A propósito, importante destacar que, ainda na hipótese em que se negue existir uma relação jurídico-material, pode-se aplicar o regime de proteção conferido pelo Código de Defesa do Consumidor. Conquanto negue o autor exista qualquer relação jurídico-material, o que, no plano lógico, significaria dizer que nega exista até mesmo uma relação de consumo, há que se considerar que o regime de proteção do Código de Defesa do Consumidor também se deve aplicar quando a parte busca obter um provimento de declaração negativa, ou seja, quando o autor quer que se declara inexistir a relação jurídico-material.
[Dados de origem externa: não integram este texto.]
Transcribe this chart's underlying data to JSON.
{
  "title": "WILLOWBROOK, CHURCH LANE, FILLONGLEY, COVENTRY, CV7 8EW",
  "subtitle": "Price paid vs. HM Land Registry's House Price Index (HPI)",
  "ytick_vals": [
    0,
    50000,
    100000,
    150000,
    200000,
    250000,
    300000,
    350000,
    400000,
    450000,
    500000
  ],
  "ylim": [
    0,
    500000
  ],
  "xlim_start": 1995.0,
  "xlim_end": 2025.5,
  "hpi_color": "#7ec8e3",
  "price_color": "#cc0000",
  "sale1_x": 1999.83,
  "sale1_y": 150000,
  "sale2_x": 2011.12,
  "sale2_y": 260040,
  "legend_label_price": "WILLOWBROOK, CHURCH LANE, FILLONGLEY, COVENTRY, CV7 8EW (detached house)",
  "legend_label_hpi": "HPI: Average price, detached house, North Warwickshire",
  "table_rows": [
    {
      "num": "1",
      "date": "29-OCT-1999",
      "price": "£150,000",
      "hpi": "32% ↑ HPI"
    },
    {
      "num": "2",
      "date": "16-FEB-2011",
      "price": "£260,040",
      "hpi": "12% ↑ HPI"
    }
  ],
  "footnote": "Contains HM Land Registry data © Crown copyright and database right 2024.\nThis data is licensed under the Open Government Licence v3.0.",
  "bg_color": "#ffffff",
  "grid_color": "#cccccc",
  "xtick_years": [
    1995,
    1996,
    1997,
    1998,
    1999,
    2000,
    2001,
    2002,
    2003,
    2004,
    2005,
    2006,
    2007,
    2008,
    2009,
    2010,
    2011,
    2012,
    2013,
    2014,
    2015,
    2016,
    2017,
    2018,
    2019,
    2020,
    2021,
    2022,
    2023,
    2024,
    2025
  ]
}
E, aplicando esse regime de proteção no caso presente, identifico a plausibilidade jurídica em favor do autor”.
Há que se entender, com efeito, que ainda na hipótese em que se alegue inexistir a relação jurídico-material de consumo, o regime de proteção conferido pelo Código de Defesa do Consumidor, sobretudo seus predicados de natureza processual (a técnica da inversão do ônus da prova, por exemplo) é de ser aplicado. Importante lembrar que a autonomia da relação jurídico-processual foi conquistada quando se identificou a presença dos pressupostos processuais, e mais particularmente quando se atentou para certa peculiaridade da ação declaratória negativa, pela qual se demonstrou que a relação jurídico-processual existe e pode existir independentemente de existir ou não existir a relação jurídico-material. Aliás, no caso da ação declaratória negativa a procedência do pedido decorre exatamente do reconhecer-se que a relação jurídico-material não existe. Demonstrou-se assim a autonomia da relação jurídico-processual.
Cabe enfatizar nesse contexto que as condições da ação devem ser sempre aferidas a partir dos dados que compõem a relação jurídico-material (a legitimidade para agir e para ser demandado, por exemplo, é identificada com base na relação jurídico-material objeto da demanda). E assim também ocorre no caso da ação em que se busca obter um provimento jurisdicional declaratório-negativo, quando se pretende que o juiz declare inexistir a relação jurídico-material objeto da lide. Nessa hipótese, conquanto não exista, ou se afirme não existir a relação jurídico-material, as condições da ação devem ser aferidas como se a relação jurídico-material existisse.
O mesmo raciocínio deve ser empregado na hipótese de que tratamos. Com efeito, quando o autor alega inexistir uma relação jurídica de consumo, e pretenda obter um provimento declaratório-negativo, o regime jurídico-processual a aplicar-se é aquele estabelecido com base na relação jurídico-material objeto da lide, ainda que ao final, procedente o pedido, venha a ser declarado por sentença que essa mesma relação jurídica de consumo não existe.
Tudo para concluir que, na ação em que o autor quer obter um provimento declaratório-negativo, quando quer que o juiz declarar inexistir uma relação jurídica de consumo, o regime jurídico-processual a aplicar-se é o estabelecido pelo Código de Defesa do Consumidor.